Unlike Apple (AAPL), RIMM is not a notorious lowballer on guidance ... but with such an exposure to corporate customers (many of them financial) as they transition to a more balanced customer base (corporate versus consumer) I guess this was not too surprising. The stock is down 17% on initial glance in after hours. Again, the risk/reward is simply not in the bulls corner except in a few cases. And the same bulls who promised you a "second half 2008 recovery" will now tell you "never mind that guidance - the 1st half 2009 recovery is what you need to focus on" Remember the source of your info as you assimilate their repeated promises of nirvana just around the corner.
- BlackBerry maker Research in Motion Ltd. says its earnings for the latest quarter rose 72 percent. The results missed analyst expectations by a penny per share.
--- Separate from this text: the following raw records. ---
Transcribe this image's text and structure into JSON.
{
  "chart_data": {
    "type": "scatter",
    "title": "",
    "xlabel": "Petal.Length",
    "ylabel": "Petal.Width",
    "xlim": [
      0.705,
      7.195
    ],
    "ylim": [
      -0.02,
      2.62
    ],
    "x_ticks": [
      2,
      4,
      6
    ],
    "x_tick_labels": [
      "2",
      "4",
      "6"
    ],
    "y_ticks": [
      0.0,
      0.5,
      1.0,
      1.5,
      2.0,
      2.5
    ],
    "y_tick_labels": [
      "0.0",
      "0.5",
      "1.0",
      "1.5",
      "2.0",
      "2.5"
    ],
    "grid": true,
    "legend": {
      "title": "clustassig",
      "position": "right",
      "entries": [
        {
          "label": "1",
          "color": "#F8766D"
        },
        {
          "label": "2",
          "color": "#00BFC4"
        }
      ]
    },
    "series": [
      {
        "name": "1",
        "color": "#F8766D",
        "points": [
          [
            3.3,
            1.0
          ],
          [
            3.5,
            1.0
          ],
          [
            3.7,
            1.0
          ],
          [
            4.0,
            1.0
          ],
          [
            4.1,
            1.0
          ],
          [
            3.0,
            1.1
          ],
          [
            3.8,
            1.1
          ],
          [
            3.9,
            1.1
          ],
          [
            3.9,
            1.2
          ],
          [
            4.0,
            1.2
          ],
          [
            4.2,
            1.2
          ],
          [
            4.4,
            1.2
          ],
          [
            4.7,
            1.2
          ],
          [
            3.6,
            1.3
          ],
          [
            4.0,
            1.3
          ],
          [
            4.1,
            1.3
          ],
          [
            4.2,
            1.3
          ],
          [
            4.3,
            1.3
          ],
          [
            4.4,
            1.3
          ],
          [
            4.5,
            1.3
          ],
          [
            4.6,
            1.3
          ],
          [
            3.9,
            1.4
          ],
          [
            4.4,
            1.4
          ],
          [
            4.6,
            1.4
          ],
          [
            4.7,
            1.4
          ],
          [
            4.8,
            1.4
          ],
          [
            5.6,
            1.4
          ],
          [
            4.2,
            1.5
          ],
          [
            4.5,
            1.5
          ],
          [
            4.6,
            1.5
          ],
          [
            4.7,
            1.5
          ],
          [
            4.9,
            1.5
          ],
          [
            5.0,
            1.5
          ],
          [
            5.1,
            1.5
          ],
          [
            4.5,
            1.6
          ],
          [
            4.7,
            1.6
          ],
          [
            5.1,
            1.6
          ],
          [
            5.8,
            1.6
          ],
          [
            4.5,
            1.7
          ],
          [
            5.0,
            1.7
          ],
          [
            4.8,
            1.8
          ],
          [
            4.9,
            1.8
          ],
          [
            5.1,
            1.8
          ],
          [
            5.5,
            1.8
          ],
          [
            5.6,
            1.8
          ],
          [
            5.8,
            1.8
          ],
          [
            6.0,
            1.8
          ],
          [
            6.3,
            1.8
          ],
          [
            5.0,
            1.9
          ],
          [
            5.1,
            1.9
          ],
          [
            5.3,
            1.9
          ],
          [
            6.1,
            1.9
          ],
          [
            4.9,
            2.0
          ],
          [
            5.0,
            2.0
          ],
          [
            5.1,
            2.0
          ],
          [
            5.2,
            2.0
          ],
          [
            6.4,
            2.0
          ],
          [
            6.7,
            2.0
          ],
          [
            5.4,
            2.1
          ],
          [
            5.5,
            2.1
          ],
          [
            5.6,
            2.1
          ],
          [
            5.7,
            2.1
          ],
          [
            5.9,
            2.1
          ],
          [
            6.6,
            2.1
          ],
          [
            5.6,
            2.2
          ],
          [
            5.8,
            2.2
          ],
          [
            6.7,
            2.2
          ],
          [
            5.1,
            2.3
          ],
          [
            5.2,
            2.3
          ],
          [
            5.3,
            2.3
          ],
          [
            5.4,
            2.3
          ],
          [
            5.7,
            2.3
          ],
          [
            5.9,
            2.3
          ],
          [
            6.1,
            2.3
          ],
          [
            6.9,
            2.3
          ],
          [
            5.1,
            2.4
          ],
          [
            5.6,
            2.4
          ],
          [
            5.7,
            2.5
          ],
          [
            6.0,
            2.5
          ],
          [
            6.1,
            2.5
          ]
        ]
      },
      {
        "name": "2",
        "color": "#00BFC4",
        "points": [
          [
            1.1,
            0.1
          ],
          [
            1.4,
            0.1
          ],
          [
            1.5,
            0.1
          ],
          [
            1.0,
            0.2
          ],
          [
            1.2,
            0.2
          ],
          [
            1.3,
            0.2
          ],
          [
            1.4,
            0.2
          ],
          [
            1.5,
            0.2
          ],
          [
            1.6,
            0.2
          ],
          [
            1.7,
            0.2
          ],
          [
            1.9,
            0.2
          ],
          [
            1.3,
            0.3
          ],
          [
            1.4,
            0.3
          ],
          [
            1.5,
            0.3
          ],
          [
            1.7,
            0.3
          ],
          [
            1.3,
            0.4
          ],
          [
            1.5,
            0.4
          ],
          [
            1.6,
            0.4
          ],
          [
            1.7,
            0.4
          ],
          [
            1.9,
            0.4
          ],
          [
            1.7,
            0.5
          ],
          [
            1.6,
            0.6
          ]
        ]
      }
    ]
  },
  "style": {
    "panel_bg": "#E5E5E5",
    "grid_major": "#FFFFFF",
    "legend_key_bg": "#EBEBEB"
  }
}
RIM said Thursday it earned $495.5 million, or 86 cents per share, in the fiscal second quarter, which ended Aug. 30. That compared with net income of $287.7 million, 50 cents per share, in the same quarter last year
- RIM sold 6.1 million BlackBerrys in the quarter, short of the 6.3 million expected by RBC Capital Markets analyst Mike Abramsky.
- RIM said its profit expectations were based on a gross margin estimate of about 47%, below the 50.7% mark shown in the second quarter. (troubling - I'd like to hear more about why that is)
- It also said it added more than 2.5 million subscribers in its second quarter and that corporate clients are continuing to buy its smartphones despite the economic slowdown. (yes, but at the same pace?) "Our enterprise business remains strong and our momentum in the consumer marketplace continues as we head into the holiday buying season with an amazing product portfolio and solid marketing support from partners," co-CEO Jim Balsillie said in a statement.
- There had been concern among analysts and investors that as the economic downturn takes hold, some of RIM's large corporate clients could scale back BlackBerry purchases and upgrades, hurting the company's performance.
Great company - great product line in the future - great results for almost any other company out there but expectations are high for Research in Motion. So for now this is only for very long term investors. Maybe they can petition to get on the no short list or something...
We closed this position out last week in the $103s range.... the stock bottomed at $80 in the worst of it in January 2008. If that level is breached there are a lot of air pockets below - boy you might even be talking $60ish worst case. Currently it sits at $81 in after hours.
The risk reward in this market is simply not in bulls' favor, and missing out on days like today is fine with me with the carnage seen in a lot of individual stories. Hold onto your hats for this earnings season - should be a doozy.